Franchise brands and games drive revenue growth for Hasbro in Q2 2017

monopoly
Hasbro’s net revenues for Q2 2017 increased 11 per cent to $972.5m versus $878.9m in 2016.

“The Hasbro team executed another very strong quarter across the Brand Blueprint,” said Brian Goldner, Hasbro’s chairman and chief executive officer.

“Story-led brands and innovative brand initiatives drove double-digit revenue growth and an increase in operating profit margin. Franchise Brand, Hasbro Gaming and Partner Brand revenues grew year-over-year, and revenue increased across all geographic regions. We entered the important second half of the year with strong consumer momentum, a robust and diverse entertainment slate and compelling new brand initiatives.”

Hasbro’s total gaming category, including all gaming revenue, totalled $273.3m for the Q2 2017, up 20 per cent on Q2 2016, while Hasbro Gaming revenues grew six per cent to $133.9m.

Franchise Brand revenues increased 21 per cent to $545.7m, driven by revenue growth in Transformers, Magic: The Gathering, Nerf and Monopoly, while Partner Brand revenues increased one per cent to $230m, with Beyblade, Trolls, Marvel and Disney Princess all posting revenue growth in Q2 2017.

Emerging Brands revenue declined 14 per cent to $62.9m, driven by declines in PlaySkool, Super Soaker and Easy-Bake Oven products, while Baby Alive revenues were also slightly down.

Territory-wise, Q2 2017 U.S. and Canada segment net revenues increased 16 per cent to $494.4m compared to $425.9m in 2016, while international segment net revenues increased six per cent to $426.6m compared to $401.1m in 2016.

On a regional basis, Europe revenues increased four per cent, Latin America increased three per cent and Asia Pacific increased 18 per cent.

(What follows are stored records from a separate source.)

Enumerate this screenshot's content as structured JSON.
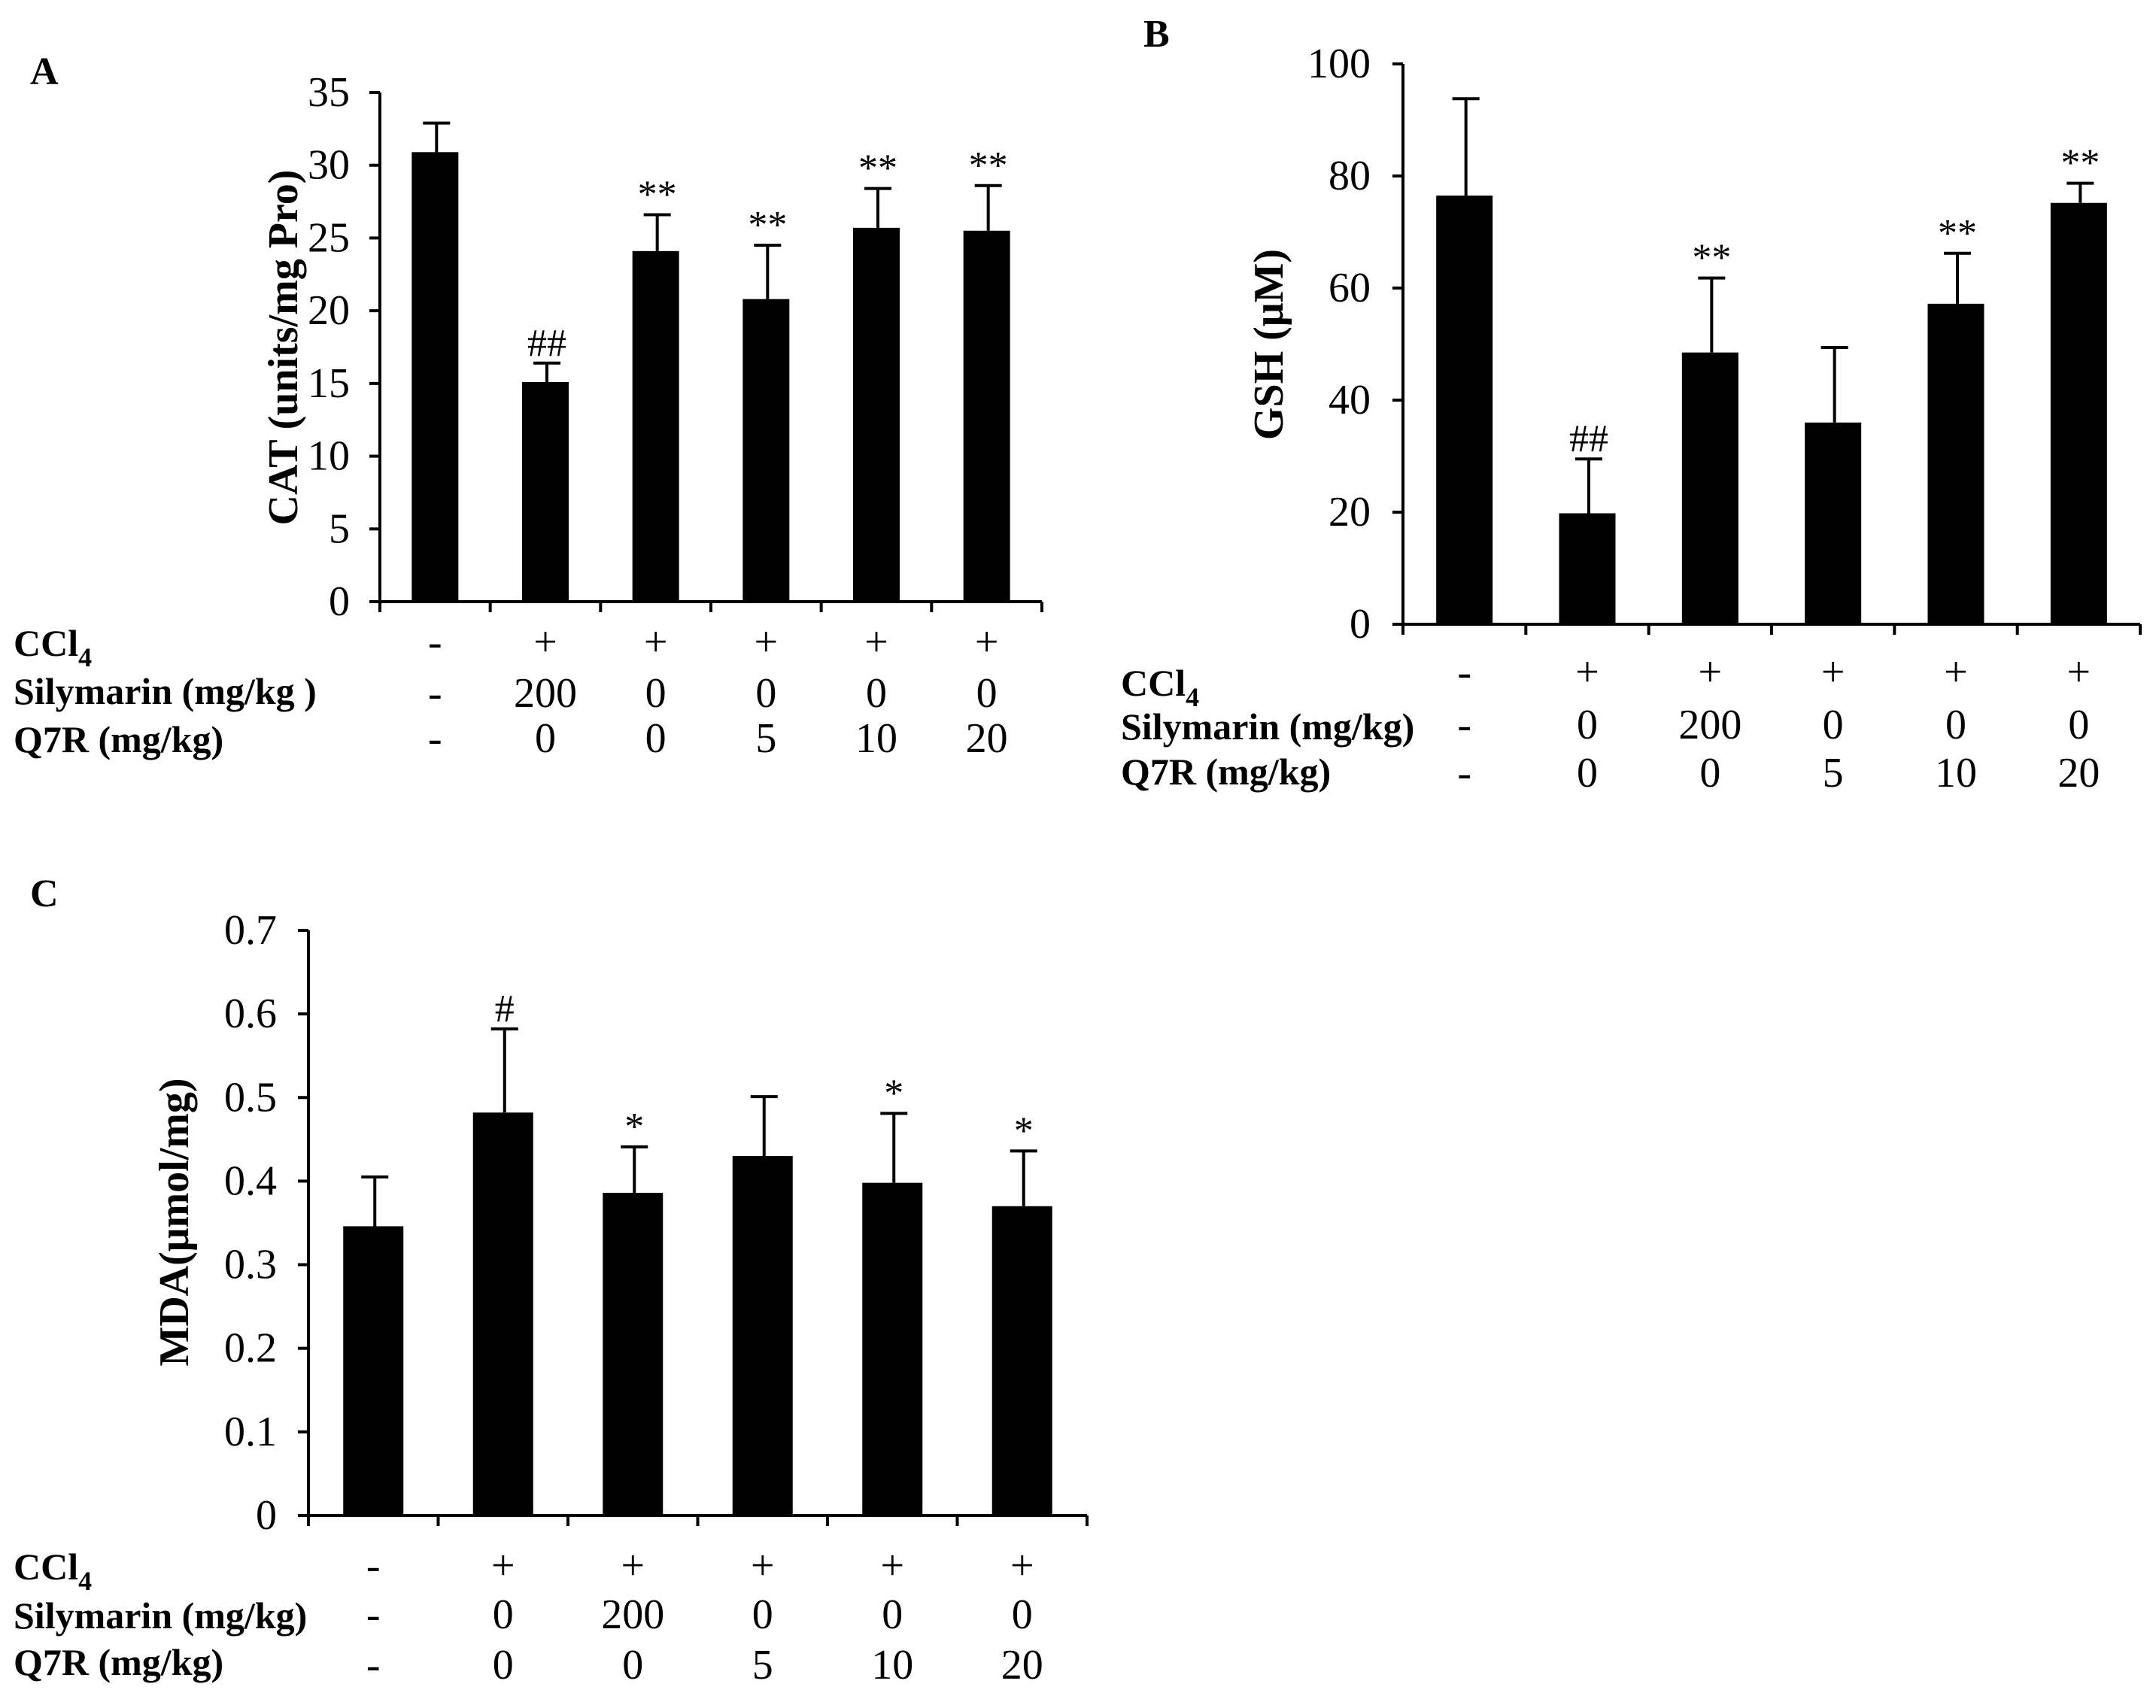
{
  "colors": {
    "bar": "#000000",
    "axis": "#000000",
    "background": "#ffffff"
  },
  "chart_data": [
    {
      "type": "bar",
      "panel": "A",
      "title": "",
      "ylabel": "CAT (units/mg Pro)",
      "ylim": [
        0,
        35
      ],
      "yticks": [
        0,
        5,
        10,
        15,
        20,
        25,
        30,
        35
      ],
      "values": [
        30.9,
        15.1,
        24.1,
        20.8,
        25.7,
        25.5
      ],
      "errors": [
        2.0,
        1.3,
        2.5,
        3.7,
        2.7,
        3.1
      ],
      "significance": [
        "",
        "##",
        "**",
        "**",
        "**",
        "**"
      ],
      "rows": [
        {
          "label": "CCl",
          "sub": "4",
          "values": [
            "-",
            "+",
            "+",
            "+",
            "+",
            "+"
          ]
        },
        {
          "label": "Silymarin (mg/kg )",
          "sub": "",
          "values": [
            "-",
            "200",
            "0",
            "0",
            "0",
            "0"
          ]
        },
        {
          "label": "Q7R (mg/kg)",
          "sub": "",
          "values": [
            "-",
            "0",
            "0",
            "5",
            "10",
            "20"
          ]
        }
      ]
    },
    {
      "type": "bar",
      "panel": "B",
      "title": "",
      "ylabel": "GSH (μM)",
      "ylim": [
        0,
        100
      ],
      "yticks": [
        0,
        20,
        40,
        60,
        80,
        100
      ],
      "values": [
        76.5,
        19.8,
        48.5,
        36.0,
        57.2,
        75.2
      ],
      "errors": [
        17.3,
        9.7,
        13.3,
        13.4,
        9.0,
        3.5
      ],
      "significance": [
        "",
        "##",
        "**",
        "",
        "**",
        "**"
      ],
      "rows": [
        {
          "label": "CCl",
          "sub": "4",
          "values": [
            "-",
            "+",
            "+",
            "+",
            "+",
            "+"
          ]
        },
        {
          "label": "Silymarin (mg/kg)",
          "sub": "",
          "values": [
            "-",
            "0",
            "200",
            "0",
            "0",
            "0"
          ]
        },
        {
          "label": "Q7R (mg/kg)",
          "sub": "",
          "values": [
            "-",
            "0",
            "0",
            "5",
            "10",
            "20"
          ]
        }
      ]
    },
    {
      "type": "bar",
      "panel": "C",
      "title": "",
      "ylabel": "MDA(μmol/mg)",
      "ylim": [
        0,
        0.7
      ],
      "yticks": [
        0,
        0.1,
        0.2,
        0.3,
        0.4,
        0.5,
        0.6,
        0.7
      ],
      "values": [
        0.346,
        0.482,
        0.386,
        0.43,
        0.398,
        0.37
      ],
      "errors": [
        0.059,
        0.1,
        0.055,
        0.071,
        0.083,
        0.066
      ],
      "significance": [
        "",
        "#",
        "*",
        "",
        "*",
        "*"
      ],
      "rows": [
        {
          "label": "CCl",
          "sub": "4",
          "values": [
            "-",
            "+",
            "+",
            "+",
            "+",
            "+"
          ]
        },
        {
          "label": "Silymarin (mg/kg)",
          "sub": "",
          "values": [
            "-",
            "0",
            "200",
            "0",
            "0",
            "0"
          ]
        },
        {
          "label": "Q7R (mg/kg)",
          "sub": "",
          "values": [
            "-",
            "0",
            "0",
            "5",
            "10",
            "20"
          ]
        }
      ]
    }
  ]
}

Entertainment and Licensing segment net revenues decreased one per cent to $51.5m compared to $51.9m in 2016. Growth in digital gaming, led by Backflip Studios, was offset by declines in entertainment revenues.

Deborah Thomas, Hasbro’s chief financial officer, added: “Our balance sheet and cash flows remain strong. While we are seeing some softness in economic conditions in Brazil and the UK, our brands continue to resonate with consumers. We are well positioned with innovative new product driven by strong entertainment as we enter the second half of the year.”